Selasa, 22 April 2014

Advokasi Antikekerasan di Sekolah

Advokasi Antikekerasan di Sekolah

Khairil Azhar  ;   Konsultan sekolah di Jakarta
MEDIA INDONESIA, 21 April 2014
                                      
                                                                                         
                                                             
KEKERASAN pelajar, baik di sekolah maupun sepulang sekolah, tetap menjadi fenomena yang meresahkan sampai saat ini. Sebagai orangtua, berita-berita terkait atau bahkan kejadian yang dialami secara pribadi atau oleh anak-anak kita menumbuhkan trauma yang tak mudah dipupuskan.

Di sekolah, terutama ketika guru atau orang dewasa lainnya tidak ada di tempat kejadian, perkelahian pelajar dan bullying amat rentan terjadi. Kekerasan jauh lebih potensial lagi ketika di banyak sekolah perbandingan jumlah pelajar dan guru (orang dewasa) yang tidak seimbang, dengan rasio normalnya ialah 10 berbanding 1.

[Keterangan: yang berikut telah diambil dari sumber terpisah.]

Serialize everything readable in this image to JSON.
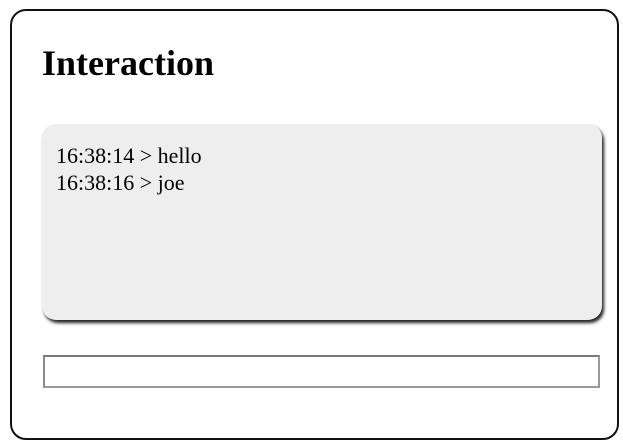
{
  "panel": {
    "title": "Interaction"
  },
  "log": {
    "lines": [
      {
        "text": "16:38:14 > hello"
      },
      {
        "text": "16:38:16 > joe"
      }
    ]
  },
  "input": {
    "value": "",
    "placeholder": ""
  }
}
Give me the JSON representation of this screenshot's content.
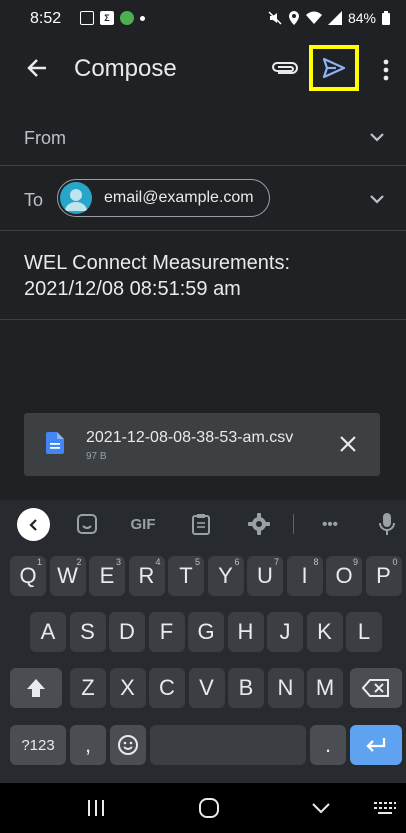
{
  "status_bar": {
    "time": "8:52",
    "battery": "84%"
  },
  "app_bar": {
    "title": "Compose"
  },
  "from": {
    "label": "From"
  },
  "to": {
    "label": "To",
    "recipient": "email@example.com"
  },
  "subject": {
    "line1": "WEL Connect Measurements:",
    "line2": "2021/12/08 08:51:59 am"
  },
  "attachment": {
    "filename": "2021-12-08-08-38-53-am.csv",
    "size": "97 B"
  },
  "keyboard": {
    "toolbar": {
      "gif": "GIF",
      "more": "•••"
    },
    "row1": [
      {
        "k": "Q",
        "h": "1"
      },
      {
        "k": "W",
        "h": "2"
      },
      {
        "k": "E",
        "h": "3"
      },
      {
        "k": "R",
        "h": "4"
      },
      {
        "k": "T",
        "h": "5"
      },
      {
        "k": "Y",
        "h": "6"
      },
      {
        "k": "U",
        "h": "7"
      },
      {
        "k": "I",
        "h": "8"
      },
      {
        "k": "O",
        "h": "9"
      },
      {
        "k": "P",
        "h": "0"
      }
    ],
    "row2": [
      "A",
      "S",
      "D",
      "F",
      "G",
      "H",
      "J",
      "K",
      "L"
    ],
    "row3": [
      "Z",
      "X",
      "C",
      "V",
      "B",
      "N",
      "M"
    ],
    "symbols_key": "?123",
    "comma_key": ",",
    "period_key": "."
  },
  "colors": {
    "background": "#202124",
    "highlight": "#ffff00",
    "accent": "#5ea2f0",
    "avatar": "#28a6c9"
  }
}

Lebih dari satu dasawarsa, dalam menyikapi fenomena keke rasan pelajar ini, para ahli pendidikan, politikus, dan pejabat negara yang secara langsung atau tidak langsung bersentuhan dengan pendidikan berbicara mengenai pendidikan karakter. Dengan model-model yang masih berparadigma ‘indoktrinasi’ dan secara pedagogis masih konvensional, berbagai seminar dan lokakarya dirancang dan dilaksanakan. Bahkan secara nasional, terdapat kebijakan dan kurikulum dengan skema pembiayaan yang mahal.

Hasilnya, sampai Maret 2014, Komisi Perlindungan Anak Indonesia (KPAI) sudah menerima laporan 19 kasus bullying yang terjadi di lingkungan sekolah. Jumlah itu tentu belum termasuk kasuskasus yang tidak dilaporkan, terjadi di luar sekolah dan di daerah-daerah tempat tingkat kesadaran orangtua dan masyarakat masih rendah.

Sepanjang Januari-Oktober 2013, 19 pelajar terbunuh dalam 228 tawuran di seluruh Indonesia dan puluhan lainnya luka-luka. Namun, jumlah itu baru berdasarkan data yang dihimpun dari rumah sakit yang menerima korban. Jika dibandingkan dengan 2012, kasus tawuran mengalami peningkatan signifikan, dengan hanya dilaporkan 128 kasus dan jumlah korban yang lebih sedikit.

Pendekatan struktural

Di Jakarta dan sekitarnya, sebagai contoh, sekolah-sekolah dengan sejarah kekerasan yang berulang mengambil berbagai kebijakan struktural. Dalam lingkup sekolah terdapat semacam satuan tugas (satgas) yang terdiri atas para guru dan karyawan, yang bertanggung jawab memonitor perilaku dan kegiatan siswa. Sekolah-sekolah tertentu juga bekerja sama langsung dengan kepolisian setempat, tidak saja untuk mengawasi siswa, tetapi juga terlibat dalam kegiatankegiatan bersama yang konstruktif.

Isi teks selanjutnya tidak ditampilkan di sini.